Avant la comparution de Sarkozy, l’avocat de Guéant a qualifié les déclarations de l’ancien président de « coup de poing dans l’estomac » de son client, soulignant que la situation n’avait pas amélioré l’état de santé de Guéant, âgé de 80 ans. Ce procès a mis en lumière les anciennes alliances et trahisons au sein du cercle rapproché de Sarkozy, marquées par des accusations de corruption concernant la collecte de fonds libyens pour sa campagne.

Nicolas Sarkozy a été condamné à cinq ans de prison ferme pour association de malfaiteurs. Claude Guéant et un autre collaborateur, Brice Hortefeux, ont également été condamnés, respectivement à six et deux ans de prison, pour avoir négocié avec le régime de Kadhafi des fonds en échange de faveurs politiques. Les parties impliquées soutiennent qu’il n’y a jamais eu de pacte de corruption, malgré les lourdes accusations.

Les contreparties exigerées par le régime libyen, selon les juges, incluaient la levée du mandat d’arrêt international contre Abdallah Senoussi, condamné par la France pour un attentat ayant causé la mort de 170 personnes.

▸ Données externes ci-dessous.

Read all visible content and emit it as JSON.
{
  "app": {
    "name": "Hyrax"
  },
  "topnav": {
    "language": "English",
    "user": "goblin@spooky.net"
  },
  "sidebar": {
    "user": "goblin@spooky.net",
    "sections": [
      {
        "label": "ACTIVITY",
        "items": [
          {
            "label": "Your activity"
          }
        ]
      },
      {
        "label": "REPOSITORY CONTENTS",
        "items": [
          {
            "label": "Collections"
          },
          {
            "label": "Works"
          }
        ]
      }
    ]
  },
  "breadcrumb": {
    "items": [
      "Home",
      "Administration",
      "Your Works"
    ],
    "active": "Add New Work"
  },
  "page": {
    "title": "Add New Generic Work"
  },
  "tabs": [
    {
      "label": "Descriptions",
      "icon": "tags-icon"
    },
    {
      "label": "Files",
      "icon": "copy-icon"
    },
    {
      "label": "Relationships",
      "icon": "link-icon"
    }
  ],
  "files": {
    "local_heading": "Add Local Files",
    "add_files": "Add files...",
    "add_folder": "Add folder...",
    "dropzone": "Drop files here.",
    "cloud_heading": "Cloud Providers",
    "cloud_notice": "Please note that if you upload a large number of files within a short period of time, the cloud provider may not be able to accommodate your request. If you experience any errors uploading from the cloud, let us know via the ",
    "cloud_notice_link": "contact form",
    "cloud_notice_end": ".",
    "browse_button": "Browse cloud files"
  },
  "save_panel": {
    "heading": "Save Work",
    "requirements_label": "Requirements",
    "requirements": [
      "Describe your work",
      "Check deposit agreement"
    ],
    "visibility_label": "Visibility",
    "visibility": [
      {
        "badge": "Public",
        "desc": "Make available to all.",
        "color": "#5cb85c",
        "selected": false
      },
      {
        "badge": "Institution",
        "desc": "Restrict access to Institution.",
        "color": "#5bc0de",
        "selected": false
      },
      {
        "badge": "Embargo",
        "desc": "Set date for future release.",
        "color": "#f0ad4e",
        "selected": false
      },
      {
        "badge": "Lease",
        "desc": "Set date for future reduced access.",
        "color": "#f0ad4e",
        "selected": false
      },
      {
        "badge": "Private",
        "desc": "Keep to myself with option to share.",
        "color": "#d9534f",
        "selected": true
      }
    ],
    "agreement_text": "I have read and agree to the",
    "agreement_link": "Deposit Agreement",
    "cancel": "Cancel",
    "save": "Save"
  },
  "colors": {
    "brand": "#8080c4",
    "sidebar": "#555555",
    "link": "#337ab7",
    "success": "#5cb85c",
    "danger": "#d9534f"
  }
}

Bien que Guéant ait témoigné d’une réunion à Tripoli au cours de laquelle Kadhafi aurait exprimé des préoccupations concernant Senoussi, Sarkozy a rejeté cette version, insistant sur sa position de non-intervention dans des affaires judiciaires personnelles.

Interrogé par le président de la cour, Sarkozy a tenté de minimiser ses relations avec Guéant, soulignant qu’il n’avait jamais eu l’intention d’aider Senoussi. Il a, cependant, reconnu avoir commis des erreurs en n’étant pas au courant des déplacements en Libye de Guéant entre 2008 et 2010, les qualifiant d’insignifiants dans le contexte des relations internationales de la France à l’époque.

Sarkozy a défendu sa position en affirmant qu’Abdallah Senoussi n’était « pas une priorité » durant la présidence, évoquant plutôt les préoccupations liées à la crise financière mondiale de 2007-2008. Il a réitéré qu’aucun contrat majeur n’avait été signé avec la Libye, minimisant toute implication illégale dans les affaires de son ancien allié.

« Vu d’aujourd’hui, [le sort d’Abdallah Senoussi] semble être un sujet énorme, mais à l’époque, c’était un non-élément et un non-sujet. »

Nicolas Sarkozy

devant la cour d’appel de Paris

À plusieurs reprises, Sarkozy a insisté sur le fait qu’il aurait agi contre ses principes en intervenant en faveur de Guéant ou Senoussi, affirmant que ses engagements politiques reflètent une opposition claire à tout favoritisme. Les audiences se poursuivront, avec des plaidoiries prévues pour la semaine prochaine, tandis que la décision finale est attendue en novembre.